Hard to imagine either of those guys having a game like the one Mirza Teletovic had in Brooklyn on Friday night.
On an evening where Carmelo Anthony will deservedly steal every headline and hog all the available airtime ESPN can spare during a week that isn’t exactly blistering with big sports stories, Mirza Teletovic electrified a different arena just 10 miles away in his own right; scoring a career-high 34 points, 24 of them coming in a second quarter explosion that saw the Bosnian Bomber drill six triples in seven tries. The highlight of the night? How about an incredibly tough, leaning one-hander with one second on the shot clock late in the fourth quarter that kissed off the glass perfectly to extend Brooklyn’s lead? Or maybe it was late in the second quarter, when a red-hot Teletovic shook free from Dirk Nowitzki for a step back 20-footer?
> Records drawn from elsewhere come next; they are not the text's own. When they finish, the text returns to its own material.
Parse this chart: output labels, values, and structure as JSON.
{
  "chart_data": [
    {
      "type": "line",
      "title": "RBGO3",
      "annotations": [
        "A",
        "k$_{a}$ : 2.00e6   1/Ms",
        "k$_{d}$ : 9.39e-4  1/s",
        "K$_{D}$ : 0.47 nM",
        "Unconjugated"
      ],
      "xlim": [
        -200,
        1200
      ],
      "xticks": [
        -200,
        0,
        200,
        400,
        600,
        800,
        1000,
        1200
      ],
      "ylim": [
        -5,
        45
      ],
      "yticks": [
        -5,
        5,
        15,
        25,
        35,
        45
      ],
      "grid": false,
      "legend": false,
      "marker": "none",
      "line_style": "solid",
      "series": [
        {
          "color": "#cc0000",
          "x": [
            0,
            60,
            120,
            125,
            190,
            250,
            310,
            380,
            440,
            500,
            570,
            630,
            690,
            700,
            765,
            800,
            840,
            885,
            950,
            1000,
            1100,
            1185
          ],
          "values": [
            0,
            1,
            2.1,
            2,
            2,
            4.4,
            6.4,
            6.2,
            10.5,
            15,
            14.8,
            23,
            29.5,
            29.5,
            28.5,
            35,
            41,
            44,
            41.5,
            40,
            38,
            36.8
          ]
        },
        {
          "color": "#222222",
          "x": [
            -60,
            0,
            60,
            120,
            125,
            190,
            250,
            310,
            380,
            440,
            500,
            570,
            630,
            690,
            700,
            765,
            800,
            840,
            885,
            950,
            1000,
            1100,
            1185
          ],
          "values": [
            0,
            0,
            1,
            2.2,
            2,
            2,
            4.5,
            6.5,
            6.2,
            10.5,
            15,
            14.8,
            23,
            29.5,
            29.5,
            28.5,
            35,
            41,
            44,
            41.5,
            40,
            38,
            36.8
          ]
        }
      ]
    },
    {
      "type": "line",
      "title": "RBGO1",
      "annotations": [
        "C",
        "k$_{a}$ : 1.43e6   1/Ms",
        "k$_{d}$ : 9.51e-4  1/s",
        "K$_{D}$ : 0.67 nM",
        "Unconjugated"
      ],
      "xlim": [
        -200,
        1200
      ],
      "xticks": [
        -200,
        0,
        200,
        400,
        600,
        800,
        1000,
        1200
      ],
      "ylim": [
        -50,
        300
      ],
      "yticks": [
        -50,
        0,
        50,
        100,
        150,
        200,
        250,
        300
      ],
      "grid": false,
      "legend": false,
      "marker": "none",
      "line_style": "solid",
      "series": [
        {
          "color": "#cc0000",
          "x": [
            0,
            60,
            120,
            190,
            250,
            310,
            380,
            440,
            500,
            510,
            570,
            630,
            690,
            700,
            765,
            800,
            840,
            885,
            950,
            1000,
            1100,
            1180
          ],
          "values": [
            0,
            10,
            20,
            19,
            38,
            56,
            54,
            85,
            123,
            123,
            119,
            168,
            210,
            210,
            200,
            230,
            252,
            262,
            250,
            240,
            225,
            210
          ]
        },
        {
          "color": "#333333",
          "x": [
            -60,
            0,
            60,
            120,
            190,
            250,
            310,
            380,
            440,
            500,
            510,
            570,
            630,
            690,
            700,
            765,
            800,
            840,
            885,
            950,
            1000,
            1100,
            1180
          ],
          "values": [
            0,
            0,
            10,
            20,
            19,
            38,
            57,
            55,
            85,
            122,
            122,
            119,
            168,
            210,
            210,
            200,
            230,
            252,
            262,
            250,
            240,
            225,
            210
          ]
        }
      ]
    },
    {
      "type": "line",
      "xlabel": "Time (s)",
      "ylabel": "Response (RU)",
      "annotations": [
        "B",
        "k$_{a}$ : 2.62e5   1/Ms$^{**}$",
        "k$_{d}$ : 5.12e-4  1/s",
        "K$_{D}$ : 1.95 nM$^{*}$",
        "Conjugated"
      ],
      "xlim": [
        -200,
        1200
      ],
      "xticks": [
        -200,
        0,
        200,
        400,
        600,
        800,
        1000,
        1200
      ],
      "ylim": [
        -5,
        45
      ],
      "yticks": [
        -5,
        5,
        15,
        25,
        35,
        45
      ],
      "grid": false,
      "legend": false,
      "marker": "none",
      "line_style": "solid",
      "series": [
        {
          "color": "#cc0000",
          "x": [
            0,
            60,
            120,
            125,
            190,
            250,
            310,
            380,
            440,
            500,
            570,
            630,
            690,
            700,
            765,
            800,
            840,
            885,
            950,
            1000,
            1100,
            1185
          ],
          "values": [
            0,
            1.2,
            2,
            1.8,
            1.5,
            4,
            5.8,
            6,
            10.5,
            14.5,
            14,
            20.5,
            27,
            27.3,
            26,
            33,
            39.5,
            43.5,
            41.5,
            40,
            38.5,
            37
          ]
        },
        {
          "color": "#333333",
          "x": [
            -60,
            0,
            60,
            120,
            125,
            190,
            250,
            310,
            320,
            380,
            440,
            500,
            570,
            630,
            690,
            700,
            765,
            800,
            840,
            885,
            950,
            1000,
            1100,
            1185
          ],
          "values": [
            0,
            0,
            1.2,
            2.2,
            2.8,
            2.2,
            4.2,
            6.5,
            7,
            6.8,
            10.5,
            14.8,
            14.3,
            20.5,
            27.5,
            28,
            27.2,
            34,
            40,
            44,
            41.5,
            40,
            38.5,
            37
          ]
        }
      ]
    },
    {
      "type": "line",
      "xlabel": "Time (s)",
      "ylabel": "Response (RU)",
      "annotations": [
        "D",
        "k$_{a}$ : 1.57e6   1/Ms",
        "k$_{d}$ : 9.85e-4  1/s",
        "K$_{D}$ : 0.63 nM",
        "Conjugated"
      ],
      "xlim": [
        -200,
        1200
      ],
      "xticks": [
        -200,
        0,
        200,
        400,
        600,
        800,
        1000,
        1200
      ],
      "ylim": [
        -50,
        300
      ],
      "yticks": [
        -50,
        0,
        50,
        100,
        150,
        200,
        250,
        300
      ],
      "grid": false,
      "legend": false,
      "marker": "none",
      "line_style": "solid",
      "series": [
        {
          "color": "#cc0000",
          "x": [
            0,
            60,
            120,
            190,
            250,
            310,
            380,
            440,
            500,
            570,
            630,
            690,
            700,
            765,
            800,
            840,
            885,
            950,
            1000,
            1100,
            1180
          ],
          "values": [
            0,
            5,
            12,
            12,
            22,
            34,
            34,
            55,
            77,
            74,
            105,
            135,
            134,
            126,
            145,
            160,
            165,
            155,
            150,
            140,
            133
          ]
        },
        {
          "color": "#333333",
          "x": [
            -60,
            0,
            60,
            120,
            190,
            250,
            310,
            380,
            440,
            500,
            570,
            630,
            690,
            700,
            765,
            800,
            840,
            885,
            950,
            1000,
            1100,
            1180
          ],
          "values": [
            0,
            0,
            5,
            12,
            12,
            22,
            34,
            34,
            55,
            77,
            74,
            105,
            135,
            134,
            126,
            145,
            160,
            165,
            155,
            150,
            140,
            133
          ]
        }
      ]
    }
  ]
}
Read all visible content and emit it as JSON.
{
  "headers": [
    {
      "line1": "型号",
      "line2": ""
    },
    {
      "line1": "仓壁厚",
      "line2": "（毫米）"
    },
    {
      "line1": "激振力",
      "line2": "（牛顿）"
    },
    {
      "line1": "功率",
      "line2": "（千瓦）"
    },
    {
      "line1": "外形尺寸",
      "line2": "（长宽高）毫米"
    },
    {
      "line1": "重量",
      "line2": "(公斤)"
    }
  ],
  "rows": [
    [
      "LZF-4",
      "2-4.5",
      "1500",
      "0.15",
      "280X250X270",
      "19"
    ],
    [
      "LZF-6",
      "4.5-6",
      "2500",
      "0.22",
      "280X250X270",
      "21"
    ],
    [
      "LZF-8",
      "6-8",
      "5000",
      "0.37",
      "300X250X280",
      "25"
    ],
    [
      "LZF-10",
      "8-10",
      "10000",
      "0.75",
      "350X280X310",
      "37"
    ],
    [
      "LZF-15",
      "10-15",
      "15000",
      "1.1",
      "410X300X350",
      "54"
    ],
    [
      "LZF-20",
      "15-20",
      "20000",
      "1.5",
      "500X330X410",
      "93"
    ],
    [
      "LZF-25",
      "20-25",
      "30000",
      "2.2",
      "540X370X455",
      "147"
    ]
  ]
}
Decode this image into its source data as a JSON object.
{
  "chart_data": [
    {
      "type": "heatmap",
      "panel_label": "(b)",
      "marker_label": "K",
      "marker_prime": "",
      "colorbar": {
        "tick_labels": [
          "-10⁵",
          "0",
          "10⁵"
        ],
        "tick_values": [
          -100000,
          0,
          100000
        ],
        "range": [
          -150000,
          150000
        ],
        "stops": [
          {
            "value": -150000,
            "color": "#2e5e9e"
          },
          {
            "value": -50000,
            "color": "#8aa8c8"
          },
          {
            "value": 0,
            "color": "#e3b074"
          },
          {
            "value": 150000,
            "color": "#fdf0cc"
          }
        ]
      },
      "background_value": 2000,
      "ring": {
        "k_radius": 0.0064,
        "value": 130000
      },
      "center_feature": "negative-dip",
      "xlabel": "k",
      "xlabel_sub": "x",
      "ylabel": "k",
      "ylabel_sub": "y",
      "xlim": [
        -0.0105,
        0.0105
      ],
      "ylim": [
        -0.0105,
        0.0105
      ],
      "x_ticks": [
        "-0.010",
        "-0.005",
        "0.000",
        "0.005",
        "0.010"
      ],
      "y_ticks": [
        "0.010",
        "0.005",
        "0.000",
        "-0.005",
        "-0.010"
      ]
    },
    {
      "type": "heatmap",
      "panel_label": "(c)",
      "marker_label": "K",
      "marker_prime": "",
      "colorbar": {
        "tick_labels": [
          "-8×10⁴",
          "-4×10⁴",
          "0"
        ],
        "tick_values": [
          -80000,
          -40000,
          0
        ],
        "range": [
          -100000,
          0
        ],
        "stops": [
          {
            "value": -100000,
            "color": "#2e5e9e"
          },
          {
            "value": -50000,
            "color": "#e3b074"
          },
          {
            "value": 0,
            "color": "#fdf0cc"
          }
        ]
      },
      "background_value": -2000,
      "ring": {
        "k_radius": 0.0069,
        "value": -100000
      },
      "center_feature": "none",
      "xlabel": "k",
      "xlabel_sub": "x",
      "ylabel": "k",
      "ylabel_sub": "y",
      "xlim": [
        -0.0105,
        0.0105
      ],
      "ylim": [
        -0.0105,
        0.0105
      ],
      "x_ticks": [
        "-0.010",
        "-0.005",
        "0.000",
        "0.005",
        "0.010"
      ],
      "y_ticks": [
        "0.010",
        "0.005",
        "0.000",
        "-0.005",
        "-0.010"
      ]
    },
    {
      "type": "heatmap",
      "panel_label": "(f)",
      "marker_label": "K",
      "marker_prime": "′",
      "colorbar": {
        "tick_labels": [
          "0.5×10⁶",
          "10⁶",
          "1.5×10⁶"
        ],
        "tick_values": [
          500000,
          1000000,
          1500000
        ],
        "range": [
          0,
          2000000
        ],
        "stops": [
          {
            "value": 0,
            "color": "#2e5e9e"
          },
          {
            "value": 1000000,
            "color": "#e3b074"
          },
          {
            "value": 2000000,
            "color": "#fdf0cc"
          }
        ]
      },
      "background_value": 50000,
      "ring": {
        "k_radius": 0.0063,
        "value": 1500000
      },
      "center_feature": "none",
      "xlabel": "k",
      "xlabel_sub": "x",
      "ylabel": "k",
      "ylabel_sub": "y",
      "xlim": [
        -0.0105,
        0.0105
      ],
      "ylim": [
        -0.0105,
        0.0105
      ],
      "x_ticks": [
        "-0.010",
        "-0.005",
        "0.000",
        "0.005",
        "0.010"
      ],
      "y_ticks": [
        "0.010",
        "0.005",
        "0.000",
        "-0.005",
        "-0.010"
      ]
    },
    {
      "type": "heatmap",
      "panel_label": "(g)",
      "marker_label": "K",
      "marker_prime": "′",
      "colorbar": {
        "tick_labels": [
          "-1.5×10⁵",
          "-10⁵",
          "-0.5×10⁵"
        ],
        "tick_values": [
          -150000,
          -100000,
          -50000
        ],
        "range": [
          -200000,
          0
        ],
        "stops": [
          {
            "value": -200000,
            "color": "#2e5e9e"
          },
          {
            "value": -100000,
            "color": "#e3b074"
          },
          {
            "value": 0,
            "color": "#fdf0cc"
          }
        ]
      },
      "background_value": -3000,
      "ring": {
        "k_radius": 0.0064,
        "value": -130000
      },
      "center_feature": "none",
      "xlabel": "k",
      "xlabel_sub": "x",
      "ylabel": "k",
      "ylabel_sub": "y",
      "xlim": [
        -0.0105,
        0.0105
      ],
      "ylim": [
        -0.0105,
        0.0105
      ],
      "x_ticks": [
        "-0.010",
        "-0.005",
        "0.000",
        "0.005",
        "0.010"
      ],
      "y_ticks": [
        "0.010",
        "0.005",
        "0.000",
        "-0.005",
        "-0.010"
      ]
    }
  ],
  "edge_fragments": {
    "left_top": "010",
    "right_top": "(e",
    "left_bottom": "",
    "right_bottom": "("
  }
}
The explosion may have been the surprise of the night around the NBA, but flame throwing is beginning to become the norm for Brooklyn’s backup power forward. Teletovic has looked as confident as can be, firing shots from any range as long as any space is available. Where has this rise in confidence come from? This is, after all, the same guy who through up three air balls in a game last season during a blowout in Detroit. Certainly Jason Kidd deserves a ton of credit here for player development. Teletovic said as much in an interview with a Bosnian newspaper last week. “Jason Kidd will be one of the best coaches, for sure – the new Gregg Popovich,” Mirza explained.
“(Talking to Jason) is just like talking to you, man,” Teletovic continued. “He’s just comfortable. You can talk to him and he really explains things, like, ‘Listen Mirza, you have to do these things for us and do this.’ He’ll tell you ‘look, we’re going to draw up a play and you’re going to be right there and you’re going to get the ball and shoot it.’ You’re like, ‘OK, right.’ Then you get the ball and you’re wide open and you shoot the ball.”
On the season, Teletovic is now up to 42 percent from 3, good for 15th in the NBA. His ability to stretch the floor at his size and play both forward spots has fit in perfectly with what Brooklyn has been so successful with in 2014: exploiting mismatches with creative lineups. Mirza’s ability to both knock down 3-pointers and put the ball on the floor at his size is reminiscent of what Toni Kukoc used to do with the Chicago Bulls in the mid ’90s; and on a night where both Dirk Nowitzki and Andrei Kirilenko, two of this generation’s best European players, were both on the floor, it was Teletovic who stole the show.
So, will we see Mirza Teletovic in the 3-point shootout?
“Yeah. If they pick me, I’ll go right now.”